Grâce à un équipement et un entraînement survivaliste de pointe adaptés à la vie en altitude en toutes saisons – matériel d’escalade, de pêche, de chasse, d’agriculture, une autonomie énergétique, suffisamment de réserves, etc., la jeune femme prend possession de son territoire et se met à l’explorer peu à peu tout en organisant méticuleusement sa nouvelle existence pour ne pas être prise au dépourvu. Le seul élément du passé qu’elle a apporté avec elle et qui n’a rien avoir avec les bases de la survie, c’est un violoncelle.
Ce roman, ce sont les cahiers qu’elle remplit, son journal de bord. On pense évidemment au Walden de Thoreau. Un Thoreau version 3.0. La narratrice emploie un langage très technique, scientifique même, ce n’est pas ici un retour à la nature façon hippie, mais une immersion totale dans la solitude et une confrontation avec les limites du corps et de l’esprit. La nature – puissante, exigeante – est perçue comme une source de défi autant que d’enseignement et d’émerveillements. Pour quelqu’un qui, semble-t-il, ne manquait de rien sur le plan matériel, ce choix de vie est donc absolument un choix et un choix absolu.
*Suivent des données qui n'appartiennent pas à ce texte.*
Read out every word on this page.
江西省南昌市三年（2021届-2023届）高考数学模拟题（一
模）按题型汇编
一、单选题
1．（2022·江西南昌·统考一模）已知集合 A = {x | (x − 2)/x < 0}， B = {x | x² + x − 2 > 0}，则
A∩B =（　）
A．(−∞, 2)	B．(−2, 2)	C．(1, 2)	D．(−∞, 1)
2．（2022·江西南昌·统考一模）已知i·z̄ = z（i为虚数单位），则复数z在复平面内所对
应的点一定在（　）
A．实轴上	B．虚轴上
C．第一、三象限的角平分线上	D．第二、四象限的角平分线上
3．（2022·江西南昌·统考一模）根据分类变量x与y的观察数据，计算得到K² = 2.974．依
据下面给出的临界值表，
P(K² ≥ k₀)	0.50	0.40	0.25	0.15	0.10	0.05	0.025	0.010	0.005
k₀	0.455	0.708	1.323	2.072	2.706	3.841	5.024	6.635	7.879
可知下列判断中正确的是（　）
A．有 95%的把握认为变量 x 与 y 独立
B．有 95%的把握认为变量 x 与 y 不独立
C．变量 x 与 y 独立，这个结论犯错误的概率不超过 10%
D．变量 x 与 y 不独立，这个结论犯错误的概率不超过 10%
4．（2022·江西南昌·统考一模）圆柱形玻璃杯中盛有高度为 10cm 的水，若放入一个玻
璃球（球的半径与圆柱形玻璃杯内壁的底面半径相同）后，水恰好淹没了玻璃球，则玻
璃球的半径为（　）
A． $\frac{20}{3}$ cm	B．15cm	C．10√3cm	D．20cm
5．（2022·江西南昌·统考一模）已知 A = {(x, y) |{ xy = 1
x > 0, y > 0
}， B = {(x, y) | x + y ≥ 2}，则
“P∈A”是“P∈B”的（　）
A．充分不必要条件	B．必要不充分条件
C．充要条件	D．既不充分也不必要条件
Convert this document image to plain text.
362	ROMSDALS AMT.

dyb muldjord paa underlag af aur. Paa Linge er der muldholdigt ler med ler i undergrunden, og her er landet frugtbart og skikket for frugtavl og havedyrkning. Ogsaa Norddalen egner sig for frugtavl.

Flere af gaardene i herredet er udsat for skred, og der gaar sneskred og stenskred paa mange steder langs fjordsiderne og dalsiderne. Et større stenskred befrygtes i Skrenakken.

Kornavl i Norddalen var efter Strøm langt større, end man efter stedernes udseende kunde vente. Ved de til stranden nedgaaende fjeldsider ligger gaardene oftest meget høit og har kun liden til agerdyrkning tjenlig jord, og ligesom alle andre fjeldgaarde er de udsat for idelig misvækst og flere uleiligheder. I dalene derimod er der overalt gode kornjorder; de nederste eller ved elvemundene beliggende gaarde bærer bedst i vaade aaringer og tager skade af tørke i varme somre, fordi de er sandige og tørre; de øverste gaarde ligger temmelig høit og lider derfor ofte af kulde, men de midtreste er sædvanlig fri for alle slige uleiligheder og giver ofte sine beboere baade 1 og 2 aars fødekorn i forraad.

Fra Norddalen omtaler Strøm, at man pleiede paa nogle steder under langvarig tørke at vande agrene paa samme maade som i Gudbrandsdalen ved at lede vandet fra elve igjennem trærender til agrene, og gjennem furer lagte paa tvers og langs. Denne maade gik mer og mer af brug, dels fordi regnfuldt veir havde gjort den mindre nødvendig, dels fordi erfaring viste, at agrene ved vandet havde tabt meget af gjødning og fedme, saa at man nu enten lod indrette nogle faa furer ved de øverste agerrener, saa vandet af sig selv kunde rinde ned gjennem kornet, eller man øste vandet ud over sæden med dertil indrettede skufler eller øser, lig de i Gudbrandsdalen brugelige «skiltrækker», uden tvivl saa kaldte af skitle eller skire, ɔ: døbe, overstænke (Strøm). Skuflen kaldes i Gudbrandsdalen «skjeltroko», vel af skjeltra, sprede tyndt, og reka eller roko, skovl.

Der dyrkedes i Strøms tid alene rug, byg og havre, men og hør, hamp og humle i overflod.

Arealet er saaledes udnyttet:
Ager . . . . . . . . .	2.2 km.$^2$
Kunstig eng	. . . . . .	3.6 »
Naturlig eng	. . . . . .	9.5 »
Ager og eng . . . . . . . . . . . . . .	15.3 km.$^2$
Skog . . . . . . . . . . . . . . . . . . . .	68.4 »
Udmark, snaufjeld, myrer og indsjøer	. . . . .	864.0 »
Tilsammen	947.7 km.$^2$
« Les conditions idéales sont-elles celles auxquelles on ne peut pas échapper, celles qui nous obligent ? »
Cet isolement total n’est pas seulement un challenge que cette jeune femme s’est lancé à elle-même, mais une nécessité qui se questionne dans ce tête-à-tête avec soi-même et une nature libre, sauvage, un monde qui n’est pas fait pour les humains. « Ce monde n’est pas fait pour nous, et c’est un immense soulagement : on peut donc y vivre – si on y parvient ».
La narratrice est une personne déterminée qui peut sembler, au premier abord, être faite d’un seul bloc, même si elle laisse transparaître au fur et à mesure de son récit une problématique, liée peut-être à la violence, ou à la peur de la violence humaine, de la contrainte imposée par l’autre plutôt que par soi-même : « L’autorité : le grand jeu de l’humanité ? ».
« J’étais détachée, en plein entraînement général, je n’avais plus à redouter de croiser quotidiennement un envieux, un ingrat, un imbécile ».
Entraînée donc et préparée à toutes sortes d’éventualités, la jeune survivaliste n’avait cependant pas prévu qu’une créature autre qu’animale puisse partager son territoire. Une créature des plus improbables qui pourrait bien devenir son maître, dans le sens initiatique du terme et c’est ainsi que Le Grand Jeu va prendre une dimension philosophique très imbibée de taoïsme, qui amène peu à peu la narratrice à passer de sa volonté de maîtrise sur les éléments extérieurs en un lâcher-prise total, condition ultime pour accéder à une réelle maîtrise, celle à laquelle elle aspirait réellement : la maîtrise intérieure. L’équilibre est au centre de ce roman et l’équilibre naît d’un mouvement perpétuel entre les polarités, sagesse et ivresse marchent sur le même fil.
Ce serait dommage d’en révéler plus. À vous maintenant, lectrices, lecteurs, d’être curieux.